In the gospel we heard on the second Sunday of Lent as narrated by the evangelist Luke, “Jesus took Peter, John, and James, and went up the mountain to pray” Lk 9:28). The ascent was not easy. The foursome were probably on Mount Horeb which would require close to six hours of uphill climbing. The Transfiguration about to take place at the summit of Horeb is an episode filled with glory. The sacred humanity radiates the divine nature to which it is united in the Person of Jesus. At the same time “Moses and Elijah appeared in glory” (30,31). Then from the cloud came a voice that said, “This is My Son, My Chosen One” (35). By our own baptism we are chosen to become members of Christ through a bath of regeneration. Now we are marked with His features as members of His Mystical Body. Baptism introduces into our very depths a glory that no earthly vision can grasp. If the inner reality of a baptized Christian were to shine out, the light would dazzle our human eyes. Like the three disciples we would be overwhelmed.
Peter, James, and John were being strengthened on Mount Horeb for what would overwhelm them in a wholly different way when their leader would be led forth to His crucifixion. None of this could they foresee.
Through our baptism, all the mysteries of Jesus become ours in a supereminent manner. We enter into His dying and His rising from the dead. The term baptism comes from the Greek word meaning to dip or immerse . Since Vatican II, a special emphasis has been placed on this sacrament that makes us “other Christs.” For a full Christian initiation, baptism leads onward to the sacraments of confirmation and the Eucharist. We have become part a worshipping community, the Body of Christ as the People of God.

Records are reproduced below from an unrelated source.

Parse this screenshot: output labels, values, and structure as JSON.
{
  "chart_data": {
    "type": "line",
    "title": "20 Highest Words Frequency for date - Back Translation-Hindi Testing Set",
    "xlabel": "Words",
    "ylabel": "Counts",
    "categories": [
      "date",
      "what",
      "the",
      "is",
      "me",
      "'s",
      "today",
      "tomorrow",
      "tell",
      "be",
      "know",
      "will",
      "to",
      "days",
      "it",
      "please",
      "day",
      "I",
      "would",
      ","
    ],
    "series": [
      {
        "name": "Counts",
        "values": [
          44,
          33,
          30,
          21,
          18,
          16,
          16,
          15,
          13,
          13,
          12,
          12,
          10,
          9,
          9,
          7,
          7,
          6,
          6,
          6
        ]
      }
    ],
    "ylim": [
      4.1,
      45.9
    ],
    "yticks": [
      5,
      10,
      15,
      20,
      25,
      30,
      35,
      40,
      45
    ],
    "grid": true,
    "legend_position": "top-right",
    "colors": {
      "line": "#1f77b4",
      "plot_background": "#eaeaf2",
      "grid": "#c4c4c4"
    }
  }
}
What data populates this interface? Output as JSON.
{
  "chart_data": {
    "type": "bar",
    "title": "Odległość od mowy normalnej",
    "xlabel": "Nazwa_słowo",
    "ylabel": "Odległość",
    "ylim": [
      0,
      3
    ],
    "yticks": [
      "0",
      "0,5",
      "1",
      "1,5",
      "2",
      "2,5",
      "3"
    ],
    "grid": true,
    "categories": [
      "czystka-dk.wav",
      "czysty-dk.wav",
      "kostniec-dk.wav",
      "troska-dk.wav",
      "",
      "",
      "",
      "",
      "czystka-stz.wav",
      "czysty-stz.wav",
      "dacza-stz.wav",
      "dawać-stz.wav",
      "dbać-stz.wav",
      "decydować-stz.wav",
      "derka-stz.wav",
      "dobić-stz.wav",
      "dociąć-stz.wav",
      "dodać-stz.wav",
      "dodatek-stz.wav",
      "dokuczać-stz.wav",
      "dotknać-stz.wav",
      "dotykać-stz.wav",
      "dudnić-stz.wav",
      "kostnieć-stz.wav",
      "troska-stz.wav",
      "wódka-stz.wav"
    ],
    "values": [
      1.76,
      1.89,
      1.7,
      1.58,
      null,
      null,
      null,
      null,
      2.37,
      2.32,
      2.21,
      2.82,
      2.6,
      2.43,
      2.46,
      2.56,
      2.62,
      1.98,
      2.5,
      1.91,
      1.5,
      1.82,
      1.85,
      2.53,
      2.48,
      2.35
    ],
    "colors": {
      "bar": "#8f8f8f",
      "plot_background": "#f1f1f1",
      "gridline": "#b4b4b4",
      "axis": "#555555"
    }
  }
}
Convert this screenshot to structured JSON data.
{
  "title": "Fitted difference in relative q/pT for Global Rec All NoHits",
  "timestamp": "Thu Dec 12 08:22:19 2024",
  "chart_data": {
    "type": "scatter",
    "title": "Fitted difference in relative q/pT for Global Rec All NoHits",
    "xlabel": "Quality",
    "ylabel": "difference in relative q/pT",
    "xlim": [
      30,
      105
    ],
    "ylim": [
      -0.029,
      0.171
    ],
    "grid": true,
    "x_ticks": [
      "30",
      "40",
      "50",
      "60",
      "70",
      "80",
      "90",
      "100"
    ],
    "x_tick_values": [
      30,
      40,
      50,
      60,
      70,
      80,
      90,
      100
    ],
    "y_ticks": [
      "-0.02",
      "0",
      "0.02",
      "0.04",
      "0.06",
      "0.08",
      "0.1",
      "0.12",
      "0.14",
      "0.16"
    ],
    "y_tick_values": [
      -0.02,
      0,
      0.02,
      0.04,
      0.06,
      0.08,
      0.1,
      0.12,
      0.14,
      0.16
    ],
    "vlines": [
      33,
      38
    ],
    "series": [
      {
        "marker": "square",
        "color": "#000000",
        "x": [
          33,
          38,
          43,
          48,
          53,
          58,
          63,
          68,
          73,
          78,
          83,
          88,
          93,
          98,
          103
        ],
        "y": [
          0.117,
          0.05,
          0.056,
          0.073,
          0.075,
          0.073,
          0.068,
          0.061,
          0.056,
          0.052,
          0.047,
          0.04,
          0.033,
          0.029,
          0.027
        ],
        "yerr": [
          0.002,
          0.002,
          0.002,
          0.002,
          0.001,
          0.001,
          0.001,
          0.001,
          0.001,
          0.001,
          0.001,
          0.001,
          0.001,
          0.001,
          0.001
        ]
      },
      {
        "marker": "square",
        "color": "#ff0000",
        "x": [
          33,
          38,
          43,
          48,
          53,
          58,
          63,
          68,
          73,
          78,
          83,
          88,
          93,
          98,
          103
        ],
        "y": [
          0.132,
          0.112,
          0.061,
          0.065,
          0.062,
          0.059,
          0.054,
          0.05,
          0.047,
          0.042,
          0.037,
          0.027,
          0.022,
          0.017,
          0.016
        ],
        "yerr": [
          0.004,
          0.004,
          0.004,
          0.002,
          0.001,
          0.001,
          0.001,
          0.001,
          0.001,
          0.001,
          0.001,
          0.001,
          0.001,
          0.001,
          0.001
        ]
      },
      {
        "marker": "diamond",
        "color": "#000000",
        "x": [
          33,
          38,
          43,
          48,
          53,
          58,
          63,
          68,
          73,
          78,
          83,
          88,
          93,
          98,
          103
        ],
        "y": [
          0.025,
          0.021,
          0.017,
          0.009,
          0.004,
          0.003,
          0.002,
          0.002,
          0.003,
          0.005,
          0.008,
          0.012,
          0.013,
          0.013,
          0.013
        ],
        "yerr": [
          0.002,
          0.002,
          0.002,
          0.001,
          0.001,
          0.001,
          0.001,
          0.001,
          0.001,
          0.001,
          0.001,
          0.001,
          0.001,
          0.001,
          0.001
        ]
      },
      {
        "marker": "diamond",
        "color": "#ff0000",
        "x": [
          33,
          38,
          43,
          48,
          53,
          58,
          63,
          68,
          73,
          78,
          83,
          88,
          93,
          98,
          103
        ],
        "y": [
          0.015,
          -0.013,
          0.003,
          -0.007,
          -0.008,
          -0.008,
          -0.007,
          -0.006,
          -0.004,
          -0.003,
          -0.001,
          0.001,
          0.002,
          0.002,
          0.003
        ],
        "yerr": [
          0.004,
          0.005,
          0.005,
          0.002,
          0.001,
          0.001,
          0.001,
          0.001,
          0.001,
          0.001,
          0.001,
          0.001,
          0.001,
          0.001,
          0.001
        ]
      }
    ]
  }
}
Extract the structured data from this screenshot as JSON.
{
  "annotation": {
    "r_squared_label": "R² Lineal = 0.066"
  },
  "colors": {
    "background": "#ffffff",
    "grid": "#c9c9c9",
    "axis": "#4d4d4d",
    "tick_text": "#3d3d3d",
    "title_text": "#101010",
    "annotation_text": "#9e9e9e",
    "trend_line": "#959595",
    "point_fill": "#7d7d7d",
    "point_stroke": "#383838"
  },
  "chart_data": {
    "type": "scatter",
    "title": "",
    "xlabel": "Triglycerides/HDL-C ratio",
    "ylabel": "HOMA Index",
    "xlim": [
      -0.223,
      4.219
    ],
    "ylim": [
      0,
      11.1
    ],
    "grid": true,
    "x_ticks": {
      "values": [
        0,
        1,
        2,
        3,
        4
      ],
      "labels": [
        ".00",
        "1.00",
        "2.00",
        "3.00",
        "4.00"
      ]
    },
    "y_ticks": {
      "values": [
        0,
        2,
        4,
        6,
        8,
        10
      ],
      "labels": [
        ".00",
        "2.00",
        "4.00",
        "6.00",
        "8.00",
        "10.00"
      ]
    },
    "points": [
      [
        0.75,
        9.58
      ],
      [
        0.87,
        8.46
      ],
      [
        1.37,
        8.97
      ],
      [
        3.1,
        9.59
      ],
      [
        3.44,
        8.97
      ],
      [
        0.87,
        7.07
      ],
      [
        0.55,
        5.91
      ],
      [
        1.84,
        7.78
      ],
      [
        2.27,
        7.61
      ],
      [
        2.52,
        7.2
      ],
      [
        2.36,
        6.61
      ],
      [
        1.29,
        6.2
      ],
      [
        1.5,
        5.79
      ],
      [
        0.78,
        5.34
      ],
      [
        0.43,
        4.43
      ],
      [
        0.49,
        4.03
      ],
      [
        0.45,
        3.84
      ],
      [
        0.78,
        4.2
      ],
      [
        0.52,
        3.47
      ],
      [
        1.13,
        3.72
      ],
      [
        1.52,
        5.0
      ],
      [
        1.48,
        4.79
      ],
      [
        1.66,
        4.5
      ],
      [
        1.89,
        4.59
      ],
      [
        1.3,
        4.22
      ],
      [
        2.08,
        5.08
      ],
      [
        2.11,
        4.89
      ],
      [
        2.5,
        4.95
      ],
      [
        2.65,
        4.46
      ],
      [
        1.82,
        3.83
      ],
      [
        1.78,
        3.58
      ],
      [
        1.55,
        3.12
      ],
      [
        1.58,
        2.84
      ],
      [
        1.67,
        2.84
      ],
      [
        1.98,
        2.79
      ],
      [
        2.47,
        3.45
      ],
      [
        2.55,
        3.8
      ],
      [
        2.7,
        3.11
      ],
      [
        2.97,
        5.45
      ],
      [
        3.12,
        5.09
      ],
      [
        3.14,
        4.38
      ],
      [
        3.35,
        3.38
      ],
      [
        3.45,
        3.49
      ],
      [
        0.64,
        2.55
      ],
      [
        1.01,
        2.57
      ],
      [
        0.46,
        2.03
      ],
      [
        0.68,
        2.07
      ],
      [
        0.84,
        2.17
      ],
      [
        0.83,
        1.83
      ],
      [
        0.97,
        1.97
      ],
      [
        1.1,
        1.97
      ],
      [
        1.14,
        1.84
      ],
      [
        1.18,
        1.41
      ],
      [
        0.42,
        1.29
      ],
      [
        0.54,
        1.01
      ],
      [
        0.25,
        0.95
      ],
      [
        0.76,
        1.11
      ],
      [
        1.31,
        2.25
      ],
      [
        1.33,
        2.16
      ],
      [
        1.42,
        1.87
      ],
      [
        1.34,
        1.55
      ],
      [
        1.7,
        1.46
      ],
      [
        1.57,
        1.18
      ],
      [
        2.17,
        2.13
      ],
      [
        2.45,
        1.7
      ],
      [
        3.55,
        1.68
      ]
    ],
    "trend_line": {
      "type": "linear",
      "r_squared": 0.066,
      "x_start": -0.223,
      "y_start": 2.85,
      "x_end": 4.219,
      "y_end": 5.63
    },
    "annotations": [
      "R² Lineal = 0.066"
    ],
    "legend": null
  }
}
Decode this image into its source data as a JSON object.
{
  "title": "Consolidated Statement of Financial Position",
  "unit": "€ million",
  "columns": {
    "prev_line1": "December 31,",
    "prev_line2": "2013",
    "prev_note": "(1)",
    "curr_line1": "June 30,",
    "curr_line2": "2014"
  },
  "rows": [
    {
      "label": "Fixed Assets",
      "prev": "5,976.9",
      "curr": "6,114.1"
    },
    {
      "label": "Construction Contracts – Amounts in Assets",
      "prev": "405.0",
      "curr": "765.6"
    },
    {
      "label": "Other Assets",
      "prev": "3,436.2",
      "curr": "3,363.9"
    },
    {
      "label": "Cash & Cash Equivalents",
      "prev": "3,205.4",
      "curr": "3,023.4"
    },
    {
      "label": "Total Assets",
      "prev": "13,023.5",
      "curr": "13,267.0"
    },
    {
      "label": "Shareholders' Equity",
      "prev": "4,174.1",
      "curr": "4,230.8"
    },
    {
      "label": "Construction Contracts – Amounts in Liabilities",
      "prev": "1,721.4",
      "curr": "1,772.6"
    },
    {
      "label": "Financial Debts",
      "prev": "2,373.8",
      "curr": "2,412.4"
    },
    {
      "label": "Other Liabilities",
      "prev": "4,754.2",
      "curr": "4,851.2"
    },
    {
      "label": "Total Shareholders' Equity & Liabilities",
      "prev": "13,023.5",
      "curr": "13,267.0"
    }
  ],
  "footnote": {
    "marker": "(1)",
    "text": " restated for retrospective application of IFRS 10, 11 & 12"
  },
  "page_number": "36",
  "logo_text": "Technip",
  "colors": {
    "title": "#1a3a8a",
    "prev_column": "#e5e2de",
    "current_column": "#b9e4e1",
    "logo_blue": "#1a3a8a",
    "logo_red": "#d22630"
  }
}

The wonder of the Transfiguration was not a solitary experience. Three companions of Christ shared what was communicated. The sacraments, imparted to us individually, join us in a deeper union with all the followers of Jesus. “Christ gave Himself up for her (the Church) to make her holy, purifying her in the bath of water by the power of the word” (Eph 5: 25,26).
The symbol of water releasing us from the stain of sin speaks in many facets of meaning. Here in Maine where water hugs our coastline and fills a multitude of our lakes and rivers, we vibrate with the frequent references in Scripture. Water cleanses us, satisfies our thirst, helps living things grow. It makes travel swifter. All this the waters of baptism do spiritually.
Our baptism is a beginning, a call to newness of life. Energized by the Holy Spirit we climb every mountain this ongoing year will present to us. We take each upward step with our Savior. When we stumble, He is there to raise us again. Jesus who was transfigured before Peter, James, and John, reveals Himself to our inward gaze in every prayer that seeks Him.
“Let my heart rejoice in Your salvation. Let me sing of the Lord, ‘God has dealt tenderly with me'” (Ps 13:6).